The grim outlook was driven by rising costs across the board, including labour, fuel and infrastructure, the IATA said, adding the worsening trade war between the two world powers was not helping. “Weakening of global trade is likely to continue as the US-China trade war intensifies,” said IATA chief executive Alexandre de Juniac. “This primarily impacts the cargo business, but passenger traffic could also be impacted as tensions rise,” he added.
The world’s top two economies have been locked in a trade war since last year, swapping tit-for-tat duties on hundreds of billions of dollars worth of goods and sending markets into a tailspin. The fallout has reached far beyond their shores, with manufacturing in many export-dependent Asian economies taking a hit. Brian Pearce, chief economist at the IATA, forecast “zero growth at best” for air cargo traffic this year, noting the impact of the trade tariffs imposed in the first half of 2018.
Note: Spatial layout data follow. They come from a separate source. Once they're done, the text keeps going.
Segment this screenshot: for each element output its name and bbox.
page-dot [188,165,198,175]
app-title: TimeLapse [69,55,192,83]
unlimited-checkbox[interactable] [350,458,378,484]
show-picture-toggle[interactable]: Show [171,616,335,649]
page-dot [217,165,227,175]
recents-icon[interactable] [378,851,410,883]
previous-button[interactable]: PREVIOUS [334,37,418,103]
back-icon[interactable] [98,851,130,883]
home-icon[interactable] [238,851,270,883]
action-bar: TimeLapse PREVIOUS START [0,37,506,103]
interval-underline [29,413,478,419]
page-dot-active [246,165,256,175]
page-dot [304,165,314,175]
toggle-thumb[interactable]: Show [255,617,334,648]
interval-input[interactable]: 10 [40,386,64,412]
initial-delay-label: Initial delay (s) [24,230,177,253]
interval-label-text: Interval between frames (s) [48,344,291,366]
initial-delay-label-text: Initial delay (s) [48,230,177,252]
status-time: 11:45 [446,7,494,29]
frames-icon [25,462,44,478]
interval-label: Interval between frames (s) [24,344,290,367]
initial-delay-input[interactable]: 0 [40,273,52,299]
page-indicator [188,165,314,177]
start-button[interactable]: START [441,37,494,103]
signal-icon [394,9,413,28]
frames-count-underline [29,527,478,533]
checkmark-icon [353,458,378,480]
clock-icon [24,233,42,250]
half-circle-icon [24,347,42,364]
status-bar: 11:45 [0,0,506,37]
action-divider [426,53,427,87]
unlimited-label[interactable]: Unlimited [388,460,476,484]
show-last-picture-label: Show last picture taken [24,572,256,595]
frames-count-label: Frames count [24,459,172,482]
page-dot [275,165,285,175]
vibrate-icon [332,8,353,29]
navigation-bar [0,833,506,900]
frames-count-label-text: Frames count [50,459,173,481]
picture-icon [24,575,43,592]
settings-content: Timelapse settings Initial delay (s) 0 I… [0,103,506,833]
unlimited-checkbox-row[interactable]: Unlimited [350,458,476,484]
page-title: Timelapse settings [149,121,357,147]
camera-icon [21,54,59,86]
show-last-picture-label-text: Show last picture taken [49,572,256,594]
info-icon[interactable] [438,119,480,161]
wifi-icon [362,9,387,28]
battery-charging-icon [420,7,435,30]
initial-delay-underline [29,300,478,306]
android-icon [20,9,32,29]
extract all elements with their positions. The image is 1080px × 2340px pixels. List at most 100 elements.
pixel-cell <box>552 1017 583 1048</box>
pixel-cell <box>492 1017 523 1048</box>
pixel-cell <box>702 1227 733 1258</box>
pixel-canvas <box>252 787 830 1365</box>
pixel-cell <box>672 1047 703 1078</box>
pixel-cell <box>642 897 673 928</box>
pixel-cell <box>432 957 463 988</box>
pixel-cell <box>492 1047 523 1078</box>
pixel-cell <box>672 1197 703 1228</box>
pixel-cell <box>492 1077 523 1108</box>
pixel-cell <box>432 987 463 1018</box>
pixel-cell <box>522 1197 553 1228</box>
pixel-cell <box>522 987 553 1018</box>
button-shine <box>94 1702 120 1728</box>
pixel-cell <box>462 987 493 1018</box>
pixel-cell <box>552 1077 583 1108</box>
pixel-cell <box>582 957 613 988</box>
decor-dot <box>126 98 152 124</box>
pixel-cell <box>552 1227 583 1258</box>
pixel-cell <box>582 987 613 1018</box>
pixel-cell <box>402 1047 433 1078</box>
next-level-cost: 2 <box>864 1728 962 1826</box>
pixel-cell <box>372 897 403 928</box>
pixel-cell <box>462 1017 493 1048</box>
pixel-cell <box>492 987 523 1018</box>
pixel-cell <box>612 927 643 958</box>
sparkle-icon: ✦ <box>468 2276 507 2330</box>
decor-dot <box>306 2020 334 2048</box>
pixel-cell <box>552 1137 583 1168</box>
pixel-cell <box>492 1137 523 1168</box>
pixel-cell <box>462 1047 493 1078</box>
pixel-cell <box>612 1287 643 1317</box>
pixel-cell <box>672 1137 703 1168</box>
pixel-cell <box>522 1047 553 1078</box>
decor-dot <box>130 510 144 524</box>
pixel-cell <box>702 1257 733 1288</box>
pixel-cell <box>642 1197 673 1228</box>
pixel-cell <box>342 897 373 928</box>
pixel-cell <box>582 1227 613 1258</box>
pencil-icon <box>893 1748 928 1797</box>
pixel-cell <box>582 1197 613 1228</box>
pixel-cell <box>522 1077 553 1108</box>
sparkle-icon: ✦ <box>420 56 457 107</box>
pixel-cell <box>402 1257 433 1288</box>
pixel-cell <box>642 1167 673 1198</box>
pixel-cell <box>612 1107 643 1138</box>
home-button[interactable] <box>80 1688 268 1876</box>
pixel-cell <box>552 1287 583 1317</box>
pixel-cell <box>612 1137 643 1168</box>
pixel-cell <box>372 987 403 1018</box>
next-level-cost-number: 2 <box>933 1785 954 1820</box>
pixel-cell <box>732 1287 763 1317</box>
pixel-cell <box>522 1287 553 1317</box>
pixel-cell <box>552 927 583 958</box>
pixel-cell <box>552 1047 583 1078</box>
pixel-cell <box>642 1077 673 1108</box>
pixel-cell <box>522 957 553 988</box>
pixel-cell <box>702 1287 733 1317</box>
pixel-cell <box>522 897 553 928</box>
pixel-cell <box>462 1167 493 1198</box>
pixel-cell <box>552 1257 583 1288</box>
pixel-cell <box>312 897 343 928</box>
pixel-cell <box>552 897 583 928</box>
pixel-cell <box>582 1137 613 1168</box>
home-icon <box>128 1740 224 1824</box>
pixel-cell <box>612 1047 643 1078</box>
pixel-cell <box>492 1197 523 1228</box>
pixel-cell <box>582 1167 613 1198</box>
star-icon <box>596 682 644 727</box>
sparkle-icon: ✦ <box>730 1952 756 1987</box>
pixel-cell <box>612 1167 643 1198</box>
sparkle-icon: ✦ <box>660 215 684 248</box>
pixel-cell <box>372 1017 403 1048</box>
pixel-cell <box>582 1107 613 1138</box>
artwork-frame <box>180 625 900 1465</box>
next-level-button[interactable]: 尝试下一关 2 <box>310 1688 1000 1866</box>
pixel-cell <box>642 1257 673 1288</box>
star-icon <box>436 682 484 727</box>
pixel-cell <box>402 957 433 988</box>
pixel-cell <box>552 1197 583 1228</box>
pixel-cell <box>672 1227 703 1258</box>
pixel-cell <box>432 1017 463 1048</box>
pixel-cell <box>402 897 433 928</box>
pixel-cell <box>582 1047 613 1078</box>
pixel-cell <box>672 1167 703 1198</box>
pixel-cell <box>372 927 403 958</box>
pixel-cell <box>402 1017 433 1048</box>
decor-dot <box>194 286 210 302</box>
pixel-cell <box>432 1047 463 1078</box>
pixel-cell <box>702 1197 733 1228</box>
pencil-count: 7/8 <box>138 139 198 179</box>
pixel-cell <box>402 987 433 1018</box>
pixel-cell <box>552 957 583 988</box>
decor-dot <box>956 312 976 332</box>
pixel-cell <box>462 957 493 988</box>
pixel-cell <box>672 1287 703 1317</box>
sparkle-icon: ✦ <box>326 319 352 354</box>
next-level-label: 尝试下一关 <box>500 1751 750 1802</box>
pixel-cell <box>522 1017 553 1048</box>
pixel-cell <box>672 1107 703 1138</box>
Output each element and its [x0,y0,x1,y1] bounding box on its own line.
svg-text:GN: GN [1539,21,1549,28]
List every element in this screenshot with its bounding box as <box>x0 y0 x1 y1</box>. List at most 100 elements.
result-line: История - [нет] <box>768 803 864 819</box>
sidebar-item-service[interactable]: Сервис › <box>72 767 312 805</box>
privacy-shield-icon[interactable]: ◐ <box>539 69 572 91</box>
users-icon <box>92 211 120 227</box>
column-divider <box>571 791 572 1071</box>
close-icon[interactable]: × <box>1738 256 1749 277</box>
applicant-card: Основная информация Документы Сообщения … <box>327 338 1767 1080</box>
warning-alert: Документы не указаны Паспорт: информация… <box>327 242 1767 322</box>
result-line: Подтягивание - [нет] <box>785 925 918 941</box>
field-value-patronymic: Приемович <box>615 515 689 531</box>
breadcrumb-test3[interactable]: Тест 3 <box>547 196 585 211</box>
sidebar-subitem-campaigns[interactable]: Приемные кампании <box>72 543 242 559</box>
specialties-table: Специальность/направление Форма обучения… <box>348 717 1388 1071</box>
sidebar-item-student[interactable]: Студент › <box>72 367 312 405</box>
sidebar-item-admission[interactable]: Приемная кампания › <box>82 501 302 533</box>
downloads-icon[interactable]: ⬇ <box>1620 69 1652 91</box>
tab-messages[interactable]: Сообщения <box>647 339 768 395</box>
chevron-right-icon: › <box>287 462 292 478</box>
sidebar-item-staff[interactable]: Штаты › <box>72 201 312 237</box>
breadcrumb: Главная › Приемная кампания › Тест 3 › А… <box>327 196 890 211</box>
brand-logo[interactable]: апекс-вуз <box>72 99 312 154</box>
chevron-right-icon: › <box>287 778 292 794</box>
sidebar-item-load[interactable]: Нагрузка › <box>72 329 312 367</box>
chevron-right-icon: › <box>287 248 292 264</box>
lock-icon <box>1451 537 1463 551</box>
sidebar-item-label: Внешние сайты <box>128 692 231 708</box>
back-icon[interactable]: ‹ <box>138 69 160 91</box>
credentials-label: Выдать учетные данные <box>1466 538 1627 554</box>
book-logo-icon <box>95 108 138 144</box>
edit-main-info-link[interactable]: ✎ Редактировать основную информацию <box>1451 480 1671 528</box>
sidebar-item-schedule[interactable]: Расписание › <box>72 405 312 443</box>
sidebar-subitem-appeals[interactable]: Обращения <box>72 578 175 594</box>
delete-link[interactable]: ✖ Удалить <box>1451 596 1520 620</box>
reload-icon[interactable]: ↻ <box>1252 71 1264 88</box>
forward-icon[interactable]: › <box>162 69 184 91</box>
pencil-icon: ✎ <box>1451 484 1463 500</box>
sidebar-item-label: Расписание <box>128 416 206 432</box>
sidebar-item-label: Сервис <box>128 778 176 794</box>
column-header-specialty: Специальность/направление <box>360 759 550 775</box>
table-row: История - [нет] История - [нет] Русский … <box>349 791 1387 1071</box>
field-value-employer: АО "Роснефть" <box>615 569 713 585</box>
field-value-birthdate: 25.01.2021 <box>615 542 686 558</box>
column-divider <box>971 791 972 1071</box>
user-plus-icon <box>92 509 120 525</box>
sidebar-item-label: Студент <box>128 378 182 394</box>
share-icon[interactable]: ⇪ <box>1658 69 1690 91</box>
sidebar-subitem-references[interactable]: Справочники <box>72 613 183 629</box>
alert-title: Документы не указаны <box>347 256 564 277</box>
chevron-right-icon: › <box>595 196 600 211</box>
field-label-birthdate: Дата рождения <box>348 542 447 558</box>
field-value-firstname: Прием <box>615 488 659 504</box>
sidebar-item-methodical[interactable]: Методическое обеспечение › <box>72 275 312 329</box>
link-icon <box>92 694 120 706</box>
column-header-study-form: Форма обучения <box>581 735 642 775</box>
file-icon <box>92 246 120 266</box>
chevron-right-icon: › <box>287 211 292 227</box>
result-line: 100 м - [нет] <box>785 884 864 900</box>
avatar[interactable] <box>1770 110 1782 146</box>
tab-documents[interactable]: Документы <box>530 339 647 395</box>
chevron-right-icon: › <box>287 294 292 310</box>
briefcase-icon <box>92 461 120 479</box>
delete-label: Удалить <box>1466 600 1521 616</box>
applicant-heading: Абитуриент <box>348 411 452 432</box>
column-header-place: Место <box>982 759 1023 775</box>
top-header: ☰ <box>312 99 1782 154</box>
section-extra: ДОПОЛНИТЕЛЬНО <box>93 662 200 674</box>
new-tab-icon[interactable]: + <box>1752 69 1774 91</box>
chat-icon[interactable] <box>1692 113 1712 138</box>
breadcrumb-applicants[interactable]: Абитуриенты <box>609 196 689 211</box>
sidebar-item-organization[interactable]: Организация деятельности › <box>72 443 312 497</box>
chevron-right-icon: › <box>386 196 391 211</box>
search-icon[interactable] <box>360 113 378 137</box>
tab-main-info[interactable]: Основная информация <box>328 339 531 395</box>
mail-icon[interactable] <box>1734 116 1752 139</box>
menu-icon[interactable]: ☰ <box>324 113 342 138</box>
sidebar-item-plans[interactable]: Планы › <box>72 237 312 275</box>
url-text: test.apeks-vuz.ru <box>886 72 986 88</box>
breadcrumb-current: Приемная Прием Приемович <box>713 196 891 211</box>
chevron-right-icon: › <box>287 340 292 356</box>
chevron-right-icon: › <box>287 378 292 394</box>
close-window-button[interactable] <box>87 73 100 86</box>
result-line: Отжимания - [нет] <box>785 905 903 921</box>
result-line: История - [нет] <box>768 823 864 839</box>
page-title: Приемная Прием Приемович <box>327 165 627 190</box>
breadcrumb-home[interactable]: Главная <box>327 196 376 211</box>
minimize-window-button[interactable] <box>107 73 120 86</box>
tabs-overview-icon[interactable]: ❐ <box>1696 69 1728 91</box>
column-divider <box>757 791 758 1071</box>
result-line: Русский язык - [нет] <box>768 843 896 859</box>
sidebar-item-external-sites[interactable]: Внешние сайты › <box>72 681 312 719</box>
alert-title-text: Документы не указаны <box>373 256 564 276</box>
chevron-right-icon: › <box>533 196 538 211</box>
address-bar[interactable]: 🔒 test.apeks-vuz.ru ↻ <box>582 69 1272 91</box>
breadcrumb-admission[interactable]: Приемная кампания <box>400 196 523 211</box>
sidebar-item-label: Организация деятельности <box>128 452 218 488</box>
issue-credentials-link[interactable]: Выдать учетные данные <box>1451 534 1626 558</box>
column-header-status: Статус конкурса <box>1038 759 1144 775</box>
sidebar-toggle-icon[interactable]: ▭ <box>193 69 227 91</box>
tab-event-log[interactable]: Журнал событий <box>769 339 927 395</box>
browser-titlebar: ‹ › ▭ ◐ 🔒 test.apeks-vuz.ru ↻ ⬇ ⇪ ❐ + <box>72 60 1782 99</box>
The Asia-Pacific region, which accounts for around 40 percent of global air cargo traffic, was “clearly under pressure”, he added. “Cargo is such an important feature that the weakness in trade and the risk surrounding trade will mean profitability will be weaker in this region,” Pearce said. Pearce did not rule out a possible industry recession but pointed to the rise in air travel demand and said: “At the moment it doesn’t look like we are going to have one in 2019.”